Меня вывели на улицу и открыли наручники. Совершенно неожиданно для самого себя я, как профессиональный арестант или профессиональный актер, лихо стряхнул в воздухе руками и погладил запястья, припомнив вечное: «Мы писали, мы писали, наши пальчики устали».

– Мы извиняемся за случившееся, сэр. Можем мы вас подвезти?

– Нет, спасибо, я живу рядом. Я пойду пешком.…

Я проспал почти сутки. И сны были жуткие, темные и непонятные – какая-то резиновая комната без окон и дверей, из которой нет выхода. Проснувшись, и начав искать причину своей тревоги, я обнаружил, что нахожусь дома, на своей кровати, в тяжелой и грязной одежде. Вскочив, и сбрасывая на ходу с себя куртку, рубашку и трусы в брюках, воткнутых в ботинки посредством носков, я уже через пару секунд оказался в душе. И, облив себя сначала холодной водой, а затем, слегка ошпарившись горячей, впал в какое-то состояние блаженства – стоять под льющимися на голову, плечи и спину струями. Завернувшись в полотенце, я заварил чай, сел на диван и, наконец, выдохнул, поняв, что все – позади.

Позвонил телефон, но разговаривать мне не хотелось. Однако, выждав немного, и будучи не в силах бороться с чьей-то настойчивостью, я все-таки поплелся опять на кухню, брезгливо огибая разбросанную по полу одежду, но так и не успел...

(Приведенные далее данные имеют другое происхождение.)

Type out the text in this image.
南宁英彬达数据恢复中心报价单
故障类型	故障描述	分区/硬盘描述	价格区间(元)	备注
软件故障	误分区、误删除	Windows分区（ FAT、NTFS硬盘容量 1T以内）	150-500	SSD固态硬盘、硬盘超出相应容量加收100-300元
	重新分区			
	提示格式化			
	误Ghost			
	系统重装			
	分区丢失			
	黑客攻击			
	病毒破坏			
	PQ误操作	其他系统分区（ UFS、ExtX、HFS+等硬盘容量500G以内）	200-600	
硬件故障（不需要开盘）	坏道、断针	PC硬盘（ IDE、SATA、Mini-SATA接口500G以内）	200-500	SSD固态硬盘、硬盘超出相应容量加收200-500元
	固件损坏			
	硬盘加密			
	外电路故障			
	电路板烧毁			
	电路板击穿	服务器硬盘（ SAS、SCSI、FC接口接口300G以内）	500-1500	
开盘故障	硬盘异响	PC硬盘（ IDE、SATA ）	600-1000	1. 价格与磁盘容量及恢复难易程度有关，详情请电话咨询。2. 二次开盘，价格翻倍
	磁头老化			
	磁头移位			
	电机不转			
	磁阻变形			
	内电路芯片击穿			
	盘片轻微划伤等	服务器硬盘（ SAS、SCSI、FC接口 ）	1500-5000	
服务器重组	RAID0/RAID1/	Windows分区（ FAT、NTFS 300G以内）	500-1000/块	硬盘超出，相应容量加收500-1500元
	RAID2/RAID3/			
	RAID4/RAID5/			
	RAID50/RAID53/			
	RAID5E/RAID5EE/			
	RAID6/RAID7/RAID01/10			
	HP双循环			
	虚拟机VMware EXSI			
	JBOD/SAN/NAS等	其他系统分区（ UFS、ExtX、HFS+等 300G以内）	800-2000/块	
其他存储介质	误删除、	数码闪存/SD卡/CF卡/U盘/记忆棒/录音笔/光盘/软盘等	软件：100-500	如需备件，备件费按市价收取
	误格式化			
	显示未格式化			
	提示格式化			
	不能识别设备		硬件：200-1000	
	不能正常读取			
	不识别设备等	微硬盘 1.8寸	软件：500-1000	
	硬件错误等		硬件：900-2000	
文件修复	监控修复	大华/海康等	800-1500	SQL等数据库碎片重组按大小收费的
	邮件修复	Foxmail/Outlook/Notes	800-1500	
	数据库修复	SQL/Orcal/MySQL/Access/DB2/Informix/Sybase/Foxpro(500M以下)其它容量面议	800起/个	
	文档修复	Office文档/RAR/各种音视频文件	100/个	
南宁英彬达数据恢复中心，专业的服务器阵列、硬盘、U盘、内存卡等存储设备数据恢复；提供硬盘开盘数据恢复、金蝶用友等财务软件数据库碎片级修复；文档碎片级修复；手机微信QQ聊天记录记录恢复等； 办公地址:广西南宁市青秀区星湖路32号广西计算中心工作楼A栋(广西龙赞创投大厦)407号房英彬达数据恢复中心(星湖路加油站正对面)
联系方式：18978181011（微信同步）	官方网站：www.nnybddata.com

Затем оделся во всё новое и чистое и вышел на улицу. Я не знал, как мне подойти к моему спасителю и не знал, что говорить. Проходя мимо «WIZa», я остановился, затем повернул назад и, войдя вовнутрь, прошел сквозь компьютерный зал к пластинкам, нашел диск Карузо и купил его.

На улице было уже совсем темно. Я перешел Bay Parkway и, постояв немного у дверей кондитерской, наконец решился, и резко, как налетчик, открыв дверь, произнес нарочито-безучастное: «Здравствуйте!»

Итальянец лишь слегка приподнял глаза и так же безразлично буркнул: «Привет!». Я протянул ему диск:

– Это для вас.

– Спасибо, сынок!

Я вспомнил дурной анекдот: «Все говорят Карузо, Карузо, а мне Рабинович вчера по телефону напел». Я никогда не слышал, как поет Карузо. Я вернулся в «WIZ» и, к удивлению, видимо запомнившей меня продавщицы, купил еще один диск.

Затем Карузо пел реставрированным голосом, а я пытался понять – ну что в этом хорошего. Правда, ну что?

И только когда его вибрирующий тенор слился с безудержным потоком моего рыдания, я понял, наконец, – что это было.

 

                                                                                Март, 1999. Нью-Йорк.